Wyden, Lieu Press FCC to Act on Cybersecurity Vulnerability


Two Democratic lawmakers are asking the Federal Communications Commission to act on a cybersecurity vulnerability potentially impacting telecommunications providers and millions of Americans due to a flaw in a global telephony routing system that leaves consumers open to spying by foreign governments and hackers.

“Cybersecurity has not traditionally been a regulatory priority for the FCC. Left, for the most part, to police itself, the cellular industry has neither adequately addressed these serious cybersecurity vulnerabilities nor warned its customers about the risks they face,” Sen. Ron Wyden (D-Ore.) and Rep. Ted Lieu (D-Calif.) said in a March 28 letter to FCC Chairman Ajit Pai.
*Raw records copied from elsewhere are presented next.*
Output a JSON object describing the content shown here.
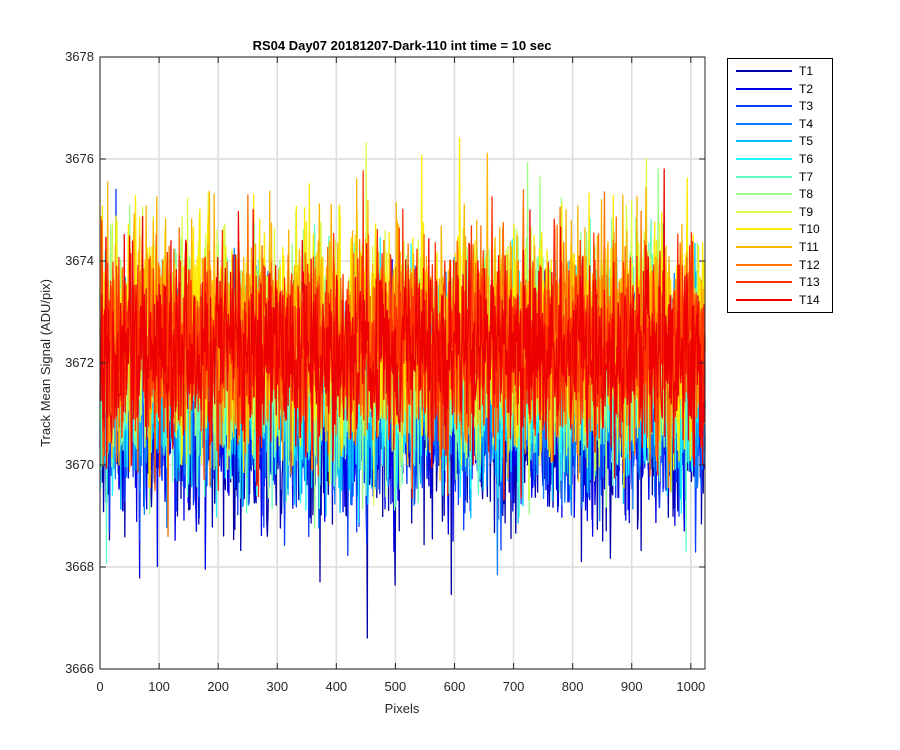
{
  "chart_data": {
    "type": "line",
    "title": "RS04 Day07 20181207-Dark-110 int time = 10 sec",
    "xlabel": "Pixels",
    "ylabel": "Track Mean Signal (ADU/pix)",
    "xlim": [
      0,
      1024
    ],
    "ylim": [
      3666,
      3678
    ],
    "xticks": [
      0,
      100,
      200,
      300,
      400,
      500,
      600,
      700,
      800,
      900,
      1000
    ],
    "yticks": [
      3666,
      3668,
      3670,
      3672,
      3674,
      3676,
      3678
    ],
    "grid": true,
    "legend_position": "outside-top-right",
    "n_points": 1024,
    "series": [
      {
        "name": "T1",
        "color": "#0000a8",
        "mean": 3670.8,
        "noise": 1.05
      },
      {
        "name": "T2",
        "color": "#0000e8",
        "mean": 3671.0,
        "noise": 1.0
      },
      {
        "name": "T3",
        "color": "#0a3cff",
        "mean": 3671.2,
        "noise": 1.0
      },
      {
        "name": "T4",
        "color": "#0a7dff",
        "mean": 3671.4,
        "noise": 1.0
      },
      {
        "name": "T5",
        "color": "#00bdff",
        "mean": 3671.6,
        "noise": 1.0
      },
      {
        "name": "T6",
        "color": "#1ef5ff",
        "mean": 3671.8,
        "noise": 1.0
      },
      {
        "name": "T7",
        "color": "#63ffc0",
        "mean": 3672.0,
        "noise": 1.0
      },
      {
        "name": "T8",
        "color": "#9eff86",
        "mean": 3672.2,
        "noise": 1.05
      },
      {
        "name": "T9",
        "color": "#d8ff48",
        "mean": 3672.4,
        "noise": 1.05
      },
      {
        "name": "T10",
        "color": "#ffeb00",
        "mean": 3672.6,
        "noise": 1.05
      },
      {
        "name": "T11",
        "color": "#ffb400",
        "mean": 3672.6,
        "noise": 1.05
      },
      {
        "name": "T12",
        "color": "#ff7000",
        "mean": 3672.4,
        "noise": 1.0
      },
      {
        "name": "T13",
        "color": "#ff3200",
        "mean": 3672.3,
        "noise": 0.95
      },
      {
        "name": "T14",
        "color": "#ee0000",
        "mean": 3672.2,
        "noise": 0.9
      }
    ]
  }
}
The main vulnerability involves Signaling System No. 7, or SS7, a global telephony routing protocol for phone calls and texts exchanged between different carriers. The FCC opened an investigation into the SS7 vulnerability in 2016.

Wyden and Lieu, both outspoken on cybersecurity matters, asked the FCC to take action to “force cellular carriers to take action” on these issues, warn consumers about potential hacking and surveillance threats to their phones and promote end-to-end encryption applications.

They also called for the new Republican FCC chairman to reconvene the Communications Security, Reliability and Interoperability Council (CSRIC). The group’s charter expired March 18, just three days after it released a report noting serious vulnerabilities in both wireless and landline phone networks caused by SS7.

“There is reported evidence of attacks being launched against U.S. carriers by exploiting the available signaling functionality and trusted interconnection that the U.S. telecommunications infrastructure is built on,” the report said.

The FCC “should do their job to address all major cybersecurity vulnerabilities, including this one,” Wyden spokesman Keith Chu told Bloomberg BNA. “The CSRIC report noted that wireline and 5G systems may be vulnerable to similar exploits as the SS7 network, so the FCC should continue to investigate and fix these vulnerabilities with the urgency they require,” he added.

The FCC didn’t immediately respond to a request for comment.